Poor performance after (incomplete?) upgrade to Nautilus - ceph-users

8 Jan 2020

Hi all,

since a few weeks our Nautilus cluster was struggling with severe performance issues. When
an OSD would go down, the rebalancing was really slow. Long periods with no data transfer
at all (client and rebalancing!) and times with rebalancing traffic only. However, client
traffic was almost stalled for the whole period until all objects were in place again (VMs
were frozen). PGs were stuck in peering or inactive for long times. Sometimes we had to
restart the ceph-mon in order to get the whole process running again.
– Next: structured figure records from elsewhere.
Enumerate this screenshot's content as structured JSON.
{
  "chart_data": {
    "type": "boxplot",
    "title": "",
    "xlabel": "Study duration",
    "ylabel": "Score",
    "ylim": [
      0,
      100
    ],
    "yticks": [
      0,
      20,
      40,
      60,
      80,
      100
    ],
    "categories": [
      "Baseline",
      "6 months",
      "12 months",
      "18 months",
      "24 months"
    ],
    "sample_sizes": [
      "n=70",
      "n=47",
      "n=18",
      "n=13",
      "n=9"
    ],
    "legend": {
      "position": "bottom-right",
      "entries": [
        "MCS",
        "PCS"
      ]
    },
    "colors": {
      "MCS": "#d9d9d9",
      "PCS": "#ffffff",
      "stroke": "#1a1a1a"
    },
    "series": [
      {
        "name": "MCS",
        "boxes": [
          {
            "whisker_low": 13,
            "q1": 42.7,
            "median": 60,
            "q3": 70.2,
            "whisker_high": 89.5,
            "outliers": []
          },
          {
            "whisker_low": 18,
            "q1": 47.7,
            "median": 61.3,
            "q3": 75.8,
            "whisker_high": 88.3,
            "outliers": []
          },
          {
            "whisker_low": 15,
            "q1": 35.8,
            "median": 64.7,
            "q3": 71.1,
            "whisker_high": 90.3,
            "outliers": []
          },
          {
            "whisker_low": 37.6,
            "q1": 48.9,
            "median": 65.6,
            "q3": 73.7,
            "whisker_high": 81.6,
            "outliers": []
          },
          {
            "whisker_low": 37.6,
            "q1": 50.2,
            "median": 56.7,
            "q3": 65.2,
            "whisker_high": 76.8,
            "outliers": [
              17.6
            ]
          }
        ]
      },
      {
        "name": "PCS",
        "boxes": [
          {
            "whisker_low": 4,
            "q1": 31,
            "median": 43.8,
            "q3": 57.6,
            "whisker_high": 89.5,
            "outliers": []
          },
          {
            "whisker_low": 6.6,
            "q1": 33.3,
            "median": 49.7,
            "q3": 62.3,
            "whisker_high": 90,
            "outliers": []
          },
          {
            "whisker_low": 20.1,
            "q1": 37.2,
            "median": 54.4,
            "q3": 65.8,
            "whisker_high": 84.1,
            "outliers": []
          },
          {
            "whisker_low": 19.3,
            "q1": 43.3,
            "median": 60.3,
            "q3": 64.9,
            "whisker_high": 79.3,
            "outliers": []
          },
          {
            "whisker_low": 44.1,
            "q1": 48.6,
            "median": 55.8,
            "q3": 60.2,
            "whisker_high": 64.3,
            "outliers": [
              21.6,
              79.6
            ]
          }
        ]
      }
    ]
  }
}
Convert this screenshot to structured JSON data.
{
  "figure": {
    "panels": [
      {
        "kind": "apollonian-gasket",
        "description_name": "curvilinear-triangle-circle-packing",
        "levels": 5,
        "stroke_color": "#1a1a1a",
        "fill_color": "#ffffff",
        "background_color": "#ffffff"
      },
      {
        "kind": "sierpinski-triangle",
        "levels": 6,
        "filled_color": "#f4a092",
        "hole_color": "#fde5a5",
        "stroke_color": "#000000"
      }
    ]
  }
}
The issues started all of a sudden, we don't remember doing any changes to the
configuration.

The whole cluster has been updated from Mimic to Nautilus (14.2.3) in September while the
issue occurred just a few weeks ago. Updating it to 14.2.5 did not resolve the issue back
then.

Looking through mailing lists I found the following message:
http://lists.ceph.com/pipermail/ceph-users-ceph.com/2018-July/028035.html

So I ran "ceph osd require-osd-release nautilus" and all of a sudden the
problems where gone! I do not recall executing that command right after the upgrade
because the documentation states "Complete the upgrade by disallowing pre-Nautilus
OSDs and enabling all new Nautilus-only functionality.". As by that point in time all
OSDs, MONs and MGRs were successfully updated there was no reason to believe this command
would be necessary.

Therefore I got two questions:
1. What exactly does the command do besides preventing old OSDs from joining?
2. What could have been the issue with the cluster and how did this command fix it?

If it is really that important to run the command, the docs should state this more
clearly.

I appreciate any insight on this topic.

Thanks,
Georg